The researchers didn't go easy on AMD. They shared benchmark code with both companies, identified AMD software bugs, and worked with AMD engineers to fix them. Even after all that effort, AMD's public stable release still falls short. The team had to use custom builds hand-crafted by AMD's principal engineers just to get reasonable numbers. Nvidia's H100 and H200 worked reliably on standard public releases. AMD's ROCm platform can't touch CUDA for reliability. That matters more than any spec sheet.

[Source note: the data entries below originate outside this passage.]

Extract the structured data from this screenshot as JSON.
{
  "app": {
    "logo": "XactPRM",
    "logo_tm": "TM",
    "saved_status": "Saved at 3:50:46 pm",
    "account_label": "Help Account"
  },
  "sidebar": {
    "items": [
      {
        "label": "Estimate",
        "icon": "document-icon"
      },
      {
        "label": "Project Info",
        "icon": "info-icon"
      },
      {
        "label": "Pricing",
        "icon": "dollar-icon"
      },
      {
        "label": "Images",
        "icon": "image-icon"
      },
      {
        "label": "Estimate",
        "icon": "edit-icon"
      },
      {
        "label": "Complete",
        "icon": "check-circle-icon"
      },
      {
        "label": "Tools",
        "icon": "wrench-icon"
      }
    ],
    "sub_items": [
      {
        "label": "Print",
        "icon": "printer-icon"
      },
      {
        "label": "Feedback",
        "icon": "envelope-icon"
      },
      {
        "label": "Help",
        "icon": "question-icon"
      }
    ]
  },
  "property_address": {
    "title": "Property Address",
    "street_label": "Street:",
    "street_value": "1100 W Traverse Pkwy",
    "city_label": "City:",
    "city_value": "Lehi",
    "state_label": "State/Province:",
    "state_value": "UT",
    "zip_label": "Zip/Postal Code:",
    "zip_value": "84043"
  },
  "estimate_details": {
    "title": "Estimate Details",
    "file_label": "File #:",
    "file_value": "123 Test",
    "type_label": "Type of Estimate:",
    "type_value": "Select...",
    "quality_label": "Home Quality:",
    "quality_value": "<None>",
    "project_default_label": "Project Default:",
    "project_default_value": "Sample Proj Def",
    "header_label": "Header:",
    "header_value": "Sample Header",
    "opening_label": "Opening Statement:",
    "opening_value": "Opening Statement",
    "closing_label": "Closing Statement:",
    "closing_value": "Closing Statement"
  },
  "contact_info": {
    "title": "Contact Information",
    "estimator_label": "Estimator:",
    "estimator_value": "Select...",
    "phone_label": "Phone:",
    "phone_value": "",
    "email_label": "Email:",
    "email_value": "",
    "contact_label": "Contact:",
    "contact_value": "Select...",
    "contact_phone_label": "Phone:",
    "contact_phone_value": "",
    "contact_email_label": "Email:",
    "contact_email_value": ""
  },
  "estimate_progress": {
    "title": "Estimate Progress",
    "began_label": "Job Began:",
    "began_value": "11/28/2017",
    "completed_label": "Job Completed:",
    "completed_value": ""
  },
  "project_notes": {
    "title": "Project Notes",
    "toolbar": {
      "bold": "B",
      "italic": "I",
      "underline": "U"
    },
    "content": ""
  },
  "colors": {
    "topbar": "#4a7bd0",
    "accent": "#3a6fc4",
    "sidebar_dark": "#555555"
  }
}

AMD knows it has a software problem. The company reorganized in 2023, promoting Andrej Zdravkovic to SVP of Software Engineering and consolidating AI efforts under Vamsi Boppana's new AI Group. They're hiring aggressively. But fixing a culture that treated software as an afterthought takes time. For customers who bought MI300X based on specs, that's cold comfort. The CUDA moat isn't about features. It's about reliability earned through years of investment. The hardware is ready. The software isn't.